ASUZA, Calif. — Off-roading off the beaten path is a normal day at the office for Dr. Gary Stickel.

As a tribal archaeologist for the Gabrieleño Band of Mission Indians - Kizh Nation, Stickel has explored Los Angeles County in areas the average daytripper would never imagine.

“I did the research and developed this map, official tribal map, which shows the vast extent of the Kizh territory, which extends across parts of five counties, including the land area, greater Los Angeles area, and the greater sea area including Catalina,” Stickel said.

Recently, Stickel made a discovery in an area known as Big Rock, which updated the oldest known rock art site in California as an astronomical marker to predict winter and summer solstices. To test his hypothesis, Stickel assembled a team, but they first had to cross a river for them to get to the site.

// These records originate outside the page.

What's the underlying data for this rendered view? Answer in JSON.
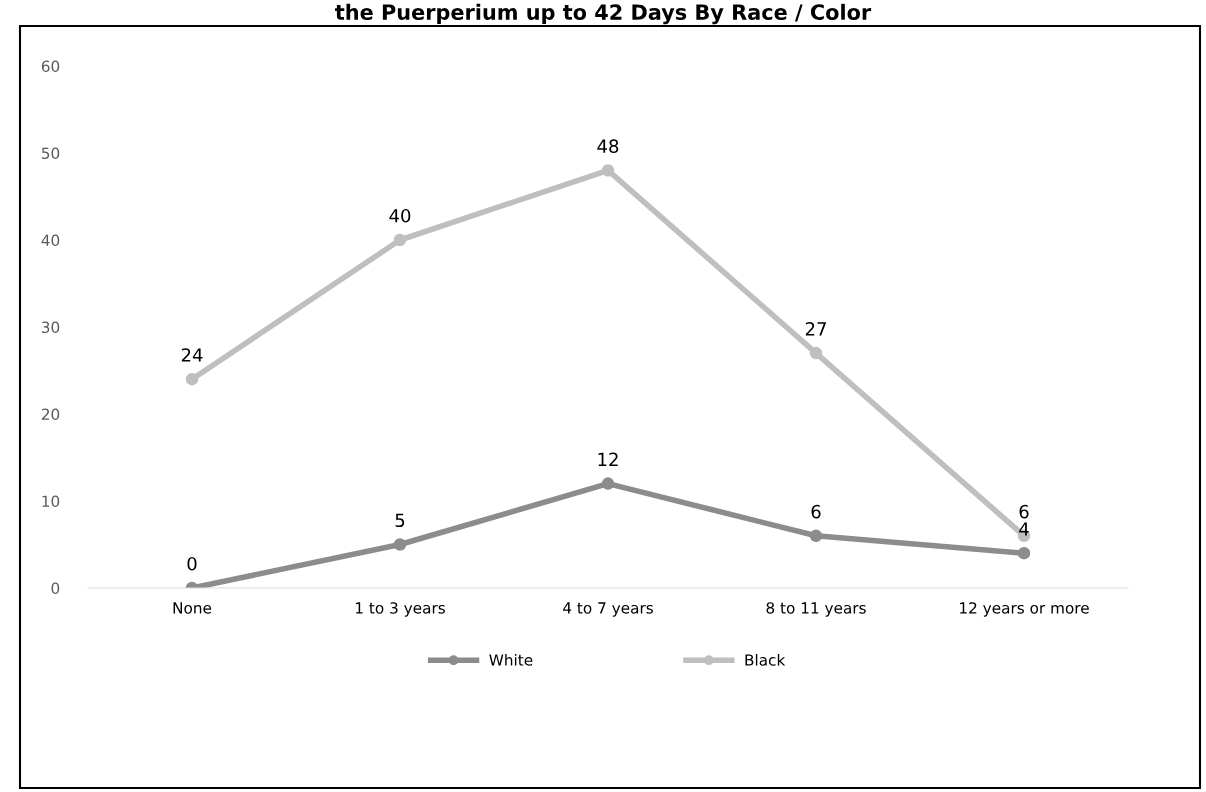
{
  "chart_data": {
    "type": "line",
    "title": "the Puerperium up to 42 Days By Race / Color",
    "categories": [
      "None",
      "1 to 3 years",
      "4 to 7 years",
      "8 to 11 years",
      "12 years or more"
    ],
    "series": [
      {
        "name": "White",
        "color": "#8c8c8c",
        "values": [
          0,
          5,
          12,
          6,
          4
        ]
      },
      {
        "name": "Black",
        "color": "#bfbfbf",
        "values": [
          24,
          40,
          48,
          27,
          6
        ]
      }
    ],
    "ylim": [
      0,
      60
    ],
    "yticks": [
      0,
      10,
      20,
      30,
      40,
      50,
      60
    ],
    "grid": false,
    "legend": "bottom",
    "marker": "circle",
    "line_style": "solid",
    "data_labels": true
  }
}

“We’re in the upper reaches of the San Gabriel River,” Stickel said. “Unfortunately, the crossing has become bad since the last time we were here. We can’t drive across now. We’ll have to walk across.”

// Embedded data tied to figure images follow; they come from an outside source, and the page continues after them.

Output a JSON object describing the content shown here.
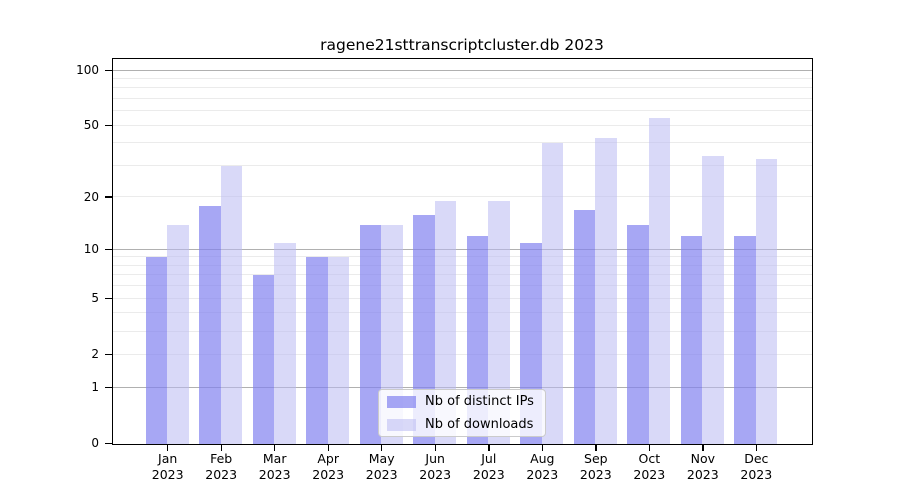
{
  "title": "ragene21sttranscriptcluster.db 2023",
  "chart_data": {
    "type": "bar",
    "title": "ragene21sttranscriptcluster.db 2023",
    "categories": [
      "Jan",
      "Feb",
      "Mar",
      "Apr",
      "May",
      "Jun",
      "Jul",
      "Aug",
      "Sep",
      "Oct",
      "Nov",
      "Dec"
    ],
    "category_year": "2023",
    "series": [
      {
        "name": "Nb of distinct IPs",
        "color": "#8282f0",
        "values": [
          9,
          18,
          7,
          9,
          14,
          16,
          12,
          11,
          17,
          14,
          12,
          12
        ]
      },
      {
        "name": "Nb of downloads",
        "color": "#b9b9f2",
        "values": [
          14,
          30,
          11,
          9,
          14,
          19,
          19,
          40,
          43,
          55,
          34,
          33
        ]
      }
    ],
    "xlabel": "",
    "ylabel": "",
    "yticks": [
      0,
      1,
      2,
      5,
      10,
      20,
      50,
      100
    ],
    "scale": "log1p",
    "ylim": [
      0,
      115
    ],
    "grid": true,
    "grid_major_values": [
      1,
      10,
      100
    ],
    "grid_minor_values": [
      2,
      3,
      4,
      5,
      6,
      7,
      8,
      9,
      20,
      30,
      40,
      50,
      60,
      70,
      80,
      90
    ],
    "legend_position": "inside-bottom-center"
  },
  "colors": {
    "bar_distinct_ips": "#8282f0",
    "bar_downloads": "#b9b9f2",
    "grid_major": "#b0b0b0",
    "grid_minor": "#ebebeb",
    "spine": "#000000",
    "background": "#ffffff"
  }
}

Stickel has excavated at the legendary “Lost City of the Incas” in Machu Picchu, but his most recent discovery right in his own backyard of LA County has him most excited.

While working to preserve the lost art on Big Rock, which has since been washed away by weather and tagged with graffiti, Stickel noticed a small hole at the top of the boulder.

“They also carved a specially shaped hole, and this hole is for the inclusion of what I think is a sun staff comprised of a stone with five protrusions around its perimeter,” Stickel said. “Archaeologists call them cog stones, but the tribe calls them sunstones.”

When Stickel tested out his theory out, and the shadows lined up, he knew he was onto something. Barbara Lonsdale is an Inupiaq Native American from Alaska, and she came to witness the site.

“A lot of people don’t know about the local native peoples, and we have more native Americans here in this city than any city in the U.S., so I think it’s really important to preserve the local native history,” Lonsdale said. “I would hope we can spread awareness and really just preserve a lot of these heritage sites.”

Often called the real-life Indiana Jones by his peers, Stickel is now working on publishing his findings and raising the support needed to preserve the site and restore it.

“I think this is an ancient astronomical site and the whole configuration of how it was utilized makes it unique in American archaeology,”  Stickel said.